Jimmys, thanks so much, I was born and raised in Glasgow, went to Stow College ( marine engineering) there, I had a pal named Bill Buchanan, he claimed that his family were tobacco barons, ship builders, and also claimed that as you say the station, the bus rerminal were named after him,,, we called him a crank.... wonder where he is now... he was apprenticed as an engineer with Clan Line....

JohnBP


----------



## vitalspark (Jan 15, 2006)

Bruce Carson said:


> Dave, I took a quick look at the MacBrayne paddlers active in 1933 and I would believe she is the 'Mountaineer' (III), the last paddle steamer built for the Company.
> The combination of the boats far aft with an open section below, the bridge behind the funnel, no white painted forward plating, as in the 'Pioneer', was, I think, peculiar to the 'Mountaineer'.
> 
> Bruce


Bruce, thank you for this confirmation. It isn't the world's best picture, but it's nice to know that I can now list the vessels showm as 'Iona', 'Lochbroom' and 'Mountaineer'.

Best wishes,
Dave


----------



## JimC (Nov 8, 2007)

jimmys said:


> An Iron Turner was one of the old trades associated with engineering on the Clyde. These old trades fitters, patternmakers, blacksmiths, shipwrights, moulders, riveters, platers, draughtsman, millwrights and iron turners were the heart of engineering. Everything now is cloned from them. They started shipbuilding. They are all celebrated in the Trades House in Glasgow.
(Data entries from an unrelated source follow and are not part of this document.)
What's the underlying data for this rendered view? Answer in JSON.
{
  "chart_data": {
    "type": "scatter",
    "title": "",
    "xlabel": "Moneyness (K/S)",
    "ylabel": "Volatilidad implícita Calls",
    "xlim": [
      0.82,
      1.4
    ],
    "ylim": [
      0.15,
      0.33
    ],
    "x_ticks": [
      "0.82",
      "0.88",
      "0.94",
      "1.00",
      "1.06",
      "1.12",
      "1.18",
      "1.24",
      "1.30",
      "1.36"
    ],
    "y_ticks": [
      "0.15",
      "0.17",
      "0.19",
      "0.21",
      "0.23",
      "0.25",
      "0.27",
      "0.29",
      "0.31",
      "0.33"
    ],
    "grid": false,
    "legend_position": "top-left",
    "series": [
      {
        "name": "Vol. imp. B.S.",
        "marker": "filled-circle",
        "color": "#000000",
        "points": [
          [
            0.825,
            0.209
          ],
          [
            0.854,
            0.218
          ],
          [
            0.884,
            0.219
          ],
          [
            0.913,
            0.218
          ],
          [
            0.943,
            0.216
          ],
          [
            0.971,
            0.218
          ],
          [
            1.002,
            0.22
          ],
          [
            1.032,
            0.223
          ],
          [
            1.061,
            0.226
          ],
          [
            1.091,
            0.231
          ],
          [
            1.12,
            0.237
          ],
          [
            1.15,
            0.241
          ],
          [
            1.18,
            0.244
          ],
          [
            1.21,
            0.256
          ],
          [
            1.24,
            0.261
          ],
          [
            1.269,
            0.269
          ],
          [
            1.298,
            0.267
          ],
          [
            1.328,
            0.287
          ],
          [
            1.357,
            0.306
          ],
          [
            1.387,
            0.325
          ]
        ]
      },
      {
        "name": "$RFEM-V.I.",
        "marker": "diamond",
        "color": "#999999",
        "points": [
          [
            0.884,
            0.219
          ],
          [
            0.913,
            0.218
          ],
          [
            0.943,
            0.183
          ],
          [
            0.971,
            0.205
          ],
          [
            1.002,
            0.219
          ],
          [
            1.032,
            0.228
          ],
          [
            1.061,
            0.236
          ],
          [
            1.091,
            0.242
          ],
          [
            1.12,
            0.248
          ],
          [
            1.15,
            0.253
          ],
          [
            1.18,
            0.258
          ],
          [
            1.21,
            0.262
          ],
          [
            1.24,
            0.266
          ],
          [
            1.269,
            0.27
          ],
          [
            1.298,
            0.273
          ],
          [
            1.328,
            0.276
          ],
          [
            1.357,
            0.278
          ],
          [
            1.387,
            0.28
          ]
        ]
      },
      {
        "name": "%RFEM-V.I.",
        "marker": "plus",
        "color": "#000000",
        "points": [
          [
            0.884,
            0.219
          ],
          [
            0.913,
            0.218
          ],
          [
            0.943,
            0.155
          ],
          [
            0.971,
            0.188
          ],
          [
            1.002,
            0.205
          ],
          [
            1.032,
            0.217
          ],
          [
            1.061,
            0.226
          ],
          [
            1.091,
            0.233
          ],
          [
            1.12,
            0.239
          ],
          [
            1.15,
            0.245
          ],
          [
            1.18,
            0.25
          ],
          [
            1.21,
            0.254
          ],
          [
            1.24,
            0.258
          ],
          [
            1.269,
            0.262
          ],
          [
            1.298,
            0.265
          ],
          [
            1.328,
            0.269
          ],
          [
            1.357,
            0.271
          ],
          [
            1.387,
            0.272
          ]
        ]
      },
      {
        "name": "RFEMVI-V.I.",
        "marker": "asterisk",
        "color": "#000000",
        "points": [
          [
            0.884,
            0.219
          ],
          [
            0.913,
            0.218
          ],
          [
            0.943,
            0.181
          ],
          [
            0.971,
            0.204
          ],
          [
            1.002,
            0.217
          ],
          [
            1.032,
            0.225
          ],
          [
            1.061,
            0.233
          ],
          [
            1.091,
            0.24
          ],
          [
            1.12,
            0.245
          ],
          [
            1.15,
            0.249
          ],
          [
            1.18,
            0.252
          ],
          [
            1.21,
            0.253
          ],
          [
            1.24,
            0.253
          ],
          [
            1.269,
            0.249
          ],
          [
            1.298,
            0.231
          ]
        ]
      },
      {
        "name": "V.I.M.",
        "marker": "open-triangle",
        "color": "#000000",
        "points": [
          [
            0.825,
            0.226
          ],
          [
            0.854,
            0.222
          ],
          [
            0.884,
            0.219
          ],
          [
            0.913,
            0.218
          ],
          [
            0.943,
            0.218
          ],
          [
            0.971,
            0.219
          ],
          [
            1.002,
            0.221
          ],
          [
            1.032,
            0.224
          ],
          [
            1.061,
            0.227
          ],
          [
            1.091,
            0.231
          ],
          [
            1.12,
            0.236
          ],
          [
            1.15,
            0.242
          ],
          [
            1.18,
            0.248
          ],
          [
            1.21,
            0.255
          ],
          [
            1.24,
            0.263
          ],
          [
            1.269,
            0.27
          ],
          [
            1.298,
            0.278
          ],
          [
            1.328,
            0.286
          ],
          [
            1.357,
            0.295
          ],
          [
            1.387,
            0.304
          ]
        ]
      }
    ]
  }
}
One of your relatives Mr Buchanan was instrumental in its construction. A very famous family. Your relative operated a lathe which machined metal an iron turner.
> 
> regards
> jimmys


Hi Jimmy!,

One of the other interesting 'tales' about the iron turner members of the family was that they got the term 'turner' from the way they forged pistol barrels. (Buchanans made them as well - there's an example of both the Murdoch and Buchanan weapons in the new Art Galleries in Glasgow.)
It seemed they use old horse-shoe nails and hot-forged and 'turned' them round a ferrule in the first part of the process. Don't know whether that's true but I do know that forging old nails into chains then forging the chains into rows was a way of making a sword blade. Amazing what you find on this site. intit!


----------